En résumé, González et Launay concluent sur une note positive. Si aucune de ces expériences n’a été en mesure de résoudre le délicat problème de la représentativité des acteurs de la société civile appelés à intégrer des dispositifs délibératifs, leur action a permis de faire progresser la transparence et la responsabilité. L’avenir dira si le contrôle citoyen garantira la durabilité des procédures établies et si les acteurs de la société civile parviennent à se protéger de la forte polarisation politique qui caractérise la Colombie, afin de continuer à œuvrer pour le bien commun.
Les chapitres qui composent cette publication extraient leurs données empiriques d’un travail de terrain important. Ils bénéficient également de nombreuses discussions collectives entre chercheurs et spécialistes ayant collaboré dans le cadre du projet « Gouvernance et participation citoyenne en Amérique latine » mené par deux institutions partenaires: Transparencia por Colombia (filiale colombienne de Transparency International) et l’Observatoire politique de l’Amérique latine et des Caraïbes (OPALC) de Sciences Po Paris, avec le soutien financier et institutionnel de la Fondation Charles Léopold Mayer.
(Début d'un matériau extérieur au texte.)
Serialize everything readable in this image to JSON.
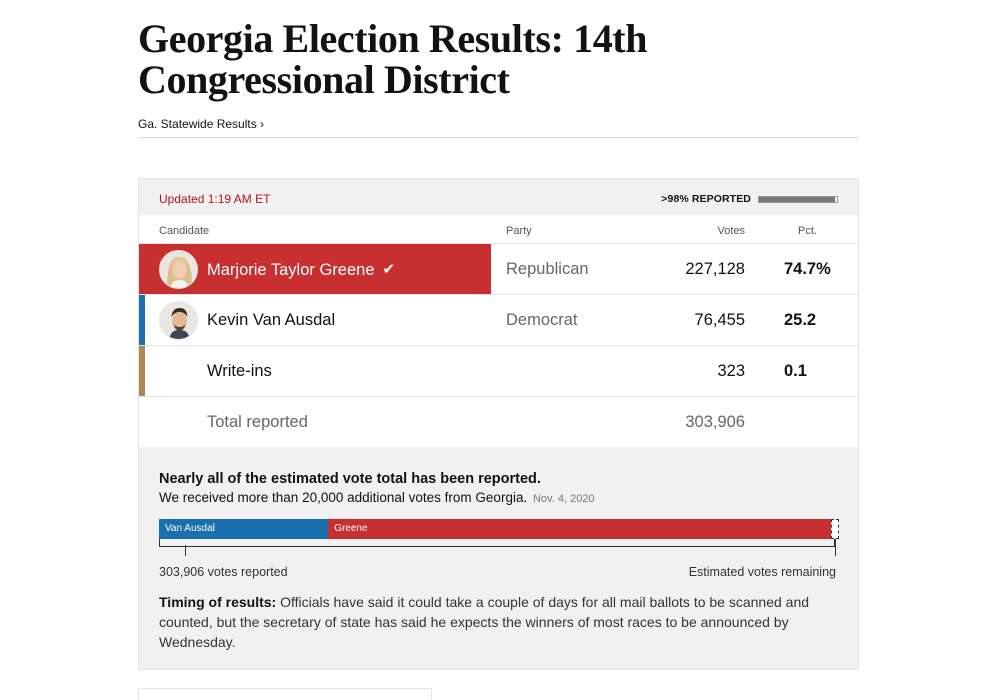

Ce projet a un double objectif : faire progresser les connaissances et offrir des outils aux militants et aux professionnels de la société civile et de la coopération internationale. C’est pourquoi il inclut des conclusions sous forme de recommandations.Que les expériences recueillies résultent d’initiatives spontanées ou de l’appropriation de dispositifs existants, elles apportent toutes un progrès. Le contrôle citoyen est une réalité qui progresse en Amérique latine. Cependant, il pourrait progresser beaucoup plus.
La conclusion de l’ouvrage évoque les implications normatives d’une enquête conçue comme une contribution à la réflexion de militants engagés dans des actions concrètes. Les études de cas compilées dans ce livre donnent des pistes sur la manière d’améliorer les dispositifs de contrôle citoyen. La conclusion les explicite afin de favoriser le débat.